Prodigal Son (9/8c, Fox): They must have upped the casting budget on this exhilarating thriller, introducing Oscar winner Catherine Zeta-Jones (Chicago) in the recurring “special guest star” role of Dr. Vivien Capshaw, an icy physician who’s taking over the infirmary at Claremont Psychiatric. Her new orderly: “The Surgeon” himself, Martin Whitly (Michael Sheen), who’s going to put her “one-strike policy” to the test while crowing, “I do enjoy being needed.” On the home front, Malcolm (Tom Payne) has his hands full with his blood-spattered sister, Ainsley (Halston Sage), while their mom Jessica (Bellamy Young) unhappily entertains her dishy sister, Birdie (Broadway veteran Rachel York). Stay tuned to the end for a glimpse of supreme scene-stealer Alan Cumming (The Good Wife) as a Europol agent who’s about to make everyone’s life more complicated.

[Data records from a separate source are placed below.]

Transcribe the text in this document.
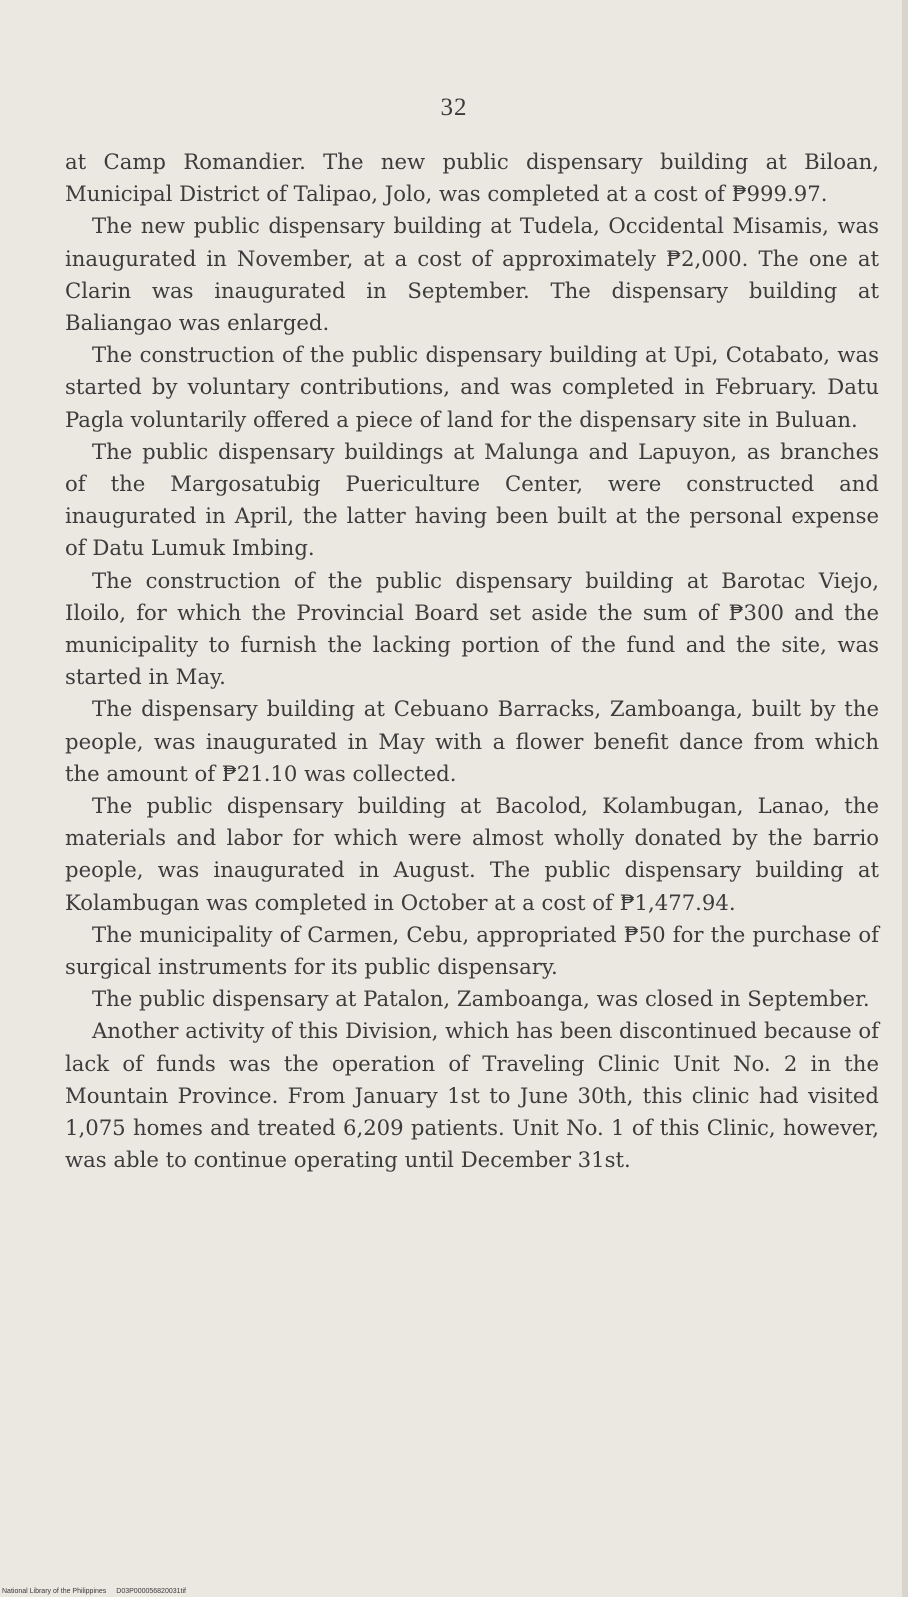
32

at Camp Romandier. The new public dispensary building at Biloan, Municipal District of Talipao, Jolo, was completed at a cost of ₱999.97.

The new public dispensary building at Tudela, Occidental Misamis, was inaugurated in November, at a cost of approximately ₱2,000. The one at Clarin was inaugurated in September. The dispensary building at Baliangao was enlarged.

The construction of the public dispensary building at Upi, Cotabato, was started by voluntary contributions, and was completed in February. Datu Pagla voluntarily offered a piece of land for the dispensary site in Buluan.

The public dispensary buildings at Malunga and Lapuyon, as branches of the Margosatubig Puericulture Center, were constructed and inaugurated in April, the latter having been built at the personal expense of Datu Lumuk Imbing.

The construction of the public dispensary building at Barotac Viejo, Iloilo, for which the Provincial Board set aside the sum of ₱300 and the municipality to furnish the lacking portion of the fund and the site, was started in May.

The dispensary building at Cebuano Barracks, Zamboanga, built by the people, was inaugurated in May with a flower benefit dance from which the amount of ₱21.10 was collected.

The public dispensary building at Bacolod, Kolambugan, Lanao, the materials and labor for which were almost wholly donated by the barrio people, was inaugurated in August. The public dispensary building at Kolambugan was completed in October at a cost of ₱1,477.94.

The municipality of Carmen, Cebu, appropriated ₱50 for the purchase of surgical instruments for its public dispensary.

The public dispensary at Patalon, Zamboanga, was closed in September.

Another activity of this Division, which has been discontinued because of lack of funds was the operation of Traveling Clinic Unit No. 2 in the Mountain Province. From January 1st to June 30th, this clinic had visited 1,075 homes and treated 6,209 patients. Unit No. 1 of this Clinic, however, was able to continue operating until December 31st.

National Library of the Philippines D03P000056820031tif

Soul of a Nation (10/9c, ABC): A six-part docuseries from ABC News examines the state of Black life in America after the traumatic events of 2020, with This Is Us star Sterling K. Brown serving as the premiere’s guest hosts. Segments include chief justice correspondent Pierre Brown’s interview with U.S. Capitol Police Officer Harry Dunn about the Jan. 6 insurrection, and Byron Pitts’ visit to Evanston, Ill., a focal point of the reparations debate. ESPN’s The Undefeated provides a mini-documentary that looks at representations of Blacks in cinema in front of and behind the camera.
OWN Spotlight: (In)Visible Portraits (9/8c, OWN): Also relevant to these times, a film from artist/thought leader Oge Egbuonu celebrates the history and heritage of exceptional Black women in a documentary that details their struggle and resilience.
Inside Tuesday TV: The CW’s The Flash (8/7c) kicks off its seventh season with the speedster (Grant Gustin) in low gear, needing a boost from Nash Wells (Tom Cavanagh) while Iris (Candice Patton) remains imprisoned in the Mirrorverse… Get ready to start saying your goodbyes to Jack (Maria Bello) on CBS’s NCIS (8/7c), after she heads to Afghanistan with Gibbs (Mark Harmon) to track down a busload of kidnapped girls… That’s followed on an all-new night by FBI (9/8c), which raises its social consciousness as Agent Tiffany Wallace (Katherine Renee Turner) weighs her career against her responsibilities as a Black woman… Dre (Anthony Anderson) has his own reckoning on ABC’s black-ish (9/8c) when he worries he’s become out of touch with the latest cultural trends. Join the club… For pure escapism, BritBox drops a second season of The Mallorca Files, with detectives Miranda Blake (Elen Rhys) and Max Winter (Julian Looman) solving cases on the scenic Spanish isle.